In re Rosado

AEDPA slays another habeas petition. In 1995, Rosado was almost eighteen and a half years old when he shot and killed someone. Seven months later, he pleaded guilty in Pennsylvania state court to first-degree murder and was sentenced to mandatory life without parole. After Rosado filed his first round of habeas petitions, the United States Supreme Court decided Miller. The case held that the Eighth Amendment barred mandatory life without parole sentences for individuals under eighteen when they committed their crimes. Four years later, the Court held that Miller’s rule applied retroactively. In 2018, Rosado sought permission to file a second federal habeas petition under 28 U.S.C. § 2254. Though AEDPA (the Antiterrorism and Effective Death Penalty Act of 1996) normally bars second or successive petitions, there are two narrow exceptions.

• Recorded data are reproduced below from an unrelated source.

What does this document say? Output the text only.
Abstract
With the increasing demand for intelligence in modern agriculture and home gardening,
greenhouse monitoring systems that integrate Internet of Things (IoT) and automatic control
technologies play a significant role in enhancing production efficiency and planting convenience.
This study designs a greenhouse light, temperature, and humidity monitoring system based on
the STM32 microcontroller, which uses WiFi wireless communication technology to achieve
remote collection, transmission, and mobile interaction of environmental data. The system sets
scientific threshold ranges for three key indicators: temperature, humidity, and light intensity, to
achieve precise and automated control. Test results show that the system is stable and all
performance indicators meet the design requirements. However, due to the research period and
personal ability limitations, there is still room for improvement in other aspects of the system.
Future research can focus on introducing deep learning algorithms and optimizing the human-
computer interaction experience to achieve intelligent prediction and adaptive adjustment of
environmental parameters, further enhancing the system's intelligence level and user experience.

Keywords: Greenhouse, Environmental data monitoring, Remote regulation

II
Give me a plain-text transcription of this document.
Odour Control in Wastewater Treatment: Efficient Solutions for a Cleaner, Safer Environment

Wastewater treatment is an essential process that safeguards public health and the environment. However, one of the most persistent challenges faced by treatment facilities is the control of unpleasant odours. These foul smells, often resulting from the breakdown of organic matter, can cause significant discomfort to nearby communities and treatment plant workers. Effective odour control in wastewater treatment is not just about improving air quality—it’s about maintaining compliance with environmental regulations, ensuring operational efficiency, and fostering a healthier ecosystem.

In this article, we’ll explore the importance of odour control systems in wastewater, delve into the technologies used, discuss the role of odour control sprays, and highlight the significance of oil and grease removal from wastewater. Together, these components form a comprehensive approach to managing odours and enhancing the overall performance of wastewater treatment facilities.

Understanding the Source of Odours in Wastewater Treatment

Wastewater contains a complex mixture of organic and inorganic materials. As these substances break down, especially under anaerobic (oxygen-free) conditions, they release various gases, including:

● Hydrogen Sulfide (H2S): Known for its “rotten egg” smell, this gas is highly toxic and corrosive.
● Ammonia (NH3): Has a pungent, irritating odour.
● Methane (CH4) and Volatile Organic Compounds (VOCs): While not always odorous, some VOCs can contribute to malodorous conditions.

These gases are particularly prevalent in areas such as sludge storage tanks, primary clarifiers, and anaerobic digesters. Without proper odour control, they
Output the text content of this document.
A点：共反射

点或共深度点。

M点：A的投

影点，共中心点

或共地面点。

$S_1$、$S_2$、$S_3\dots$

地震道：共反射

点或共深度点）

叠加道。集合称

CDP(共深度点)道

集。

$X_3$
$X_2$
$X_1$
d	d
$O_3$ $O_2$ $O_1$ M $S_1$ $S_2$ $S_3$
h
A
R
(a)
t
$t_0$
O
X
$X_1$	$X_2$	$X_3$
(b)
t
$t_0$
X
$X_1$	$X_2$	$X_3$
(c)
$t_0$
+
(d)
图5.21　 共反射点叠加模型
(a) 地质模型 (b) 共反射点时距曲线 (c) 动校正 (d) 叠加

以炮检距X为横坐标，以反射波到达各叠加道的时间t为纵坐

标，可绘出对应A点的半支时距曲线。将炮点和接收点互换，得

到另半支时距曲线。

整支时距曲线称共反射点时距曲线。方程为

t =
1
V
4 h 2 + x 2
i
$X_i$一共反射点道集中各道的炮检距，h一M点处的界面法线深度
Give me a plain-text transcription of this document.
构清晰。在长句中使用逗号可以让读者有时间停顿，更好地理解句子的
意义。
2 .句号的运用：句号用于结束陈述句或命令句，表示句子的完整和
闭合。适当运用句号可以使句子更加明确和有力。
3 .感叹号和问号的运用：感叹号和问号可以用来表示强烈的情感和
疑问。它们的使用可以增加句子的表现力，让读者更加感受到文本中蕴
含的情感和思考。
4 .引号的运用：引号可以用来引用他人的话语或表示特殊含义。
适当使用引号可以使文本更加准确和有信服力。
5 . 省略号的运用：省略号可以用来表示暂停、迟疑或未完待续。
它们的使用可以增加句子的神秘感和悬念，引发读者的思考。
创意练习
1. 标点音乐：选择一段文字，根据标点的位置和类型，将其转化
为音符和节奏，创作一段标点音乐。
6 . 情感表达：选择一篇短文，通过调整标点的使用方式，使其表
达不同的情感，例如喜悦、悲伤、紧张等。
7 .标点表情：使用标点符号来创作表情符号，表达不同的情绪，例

Rosado claimed that he fell within § 2244(b)(2)(A) because his petition relied on Miller’s new, retroactive rule. The Third Circuit denied leave to file the second habeas petition. First, the Court held that Rosado’s petition was facially untimely because he filed his habeas petition six-and-one-half years after Miller, and equitable tolling was not warranted. The Court then ruled that, even if the petition was timely, it did not “rely” on Miller. The Court held that “if a new rule sets out an express limit and a prisoner’s claim falls beyond that limit, he cannot rely on that rule. Miller set a limit at eighteen years old. Rosado was older than that when he killed the victim. So his claim did not rely on Miller.”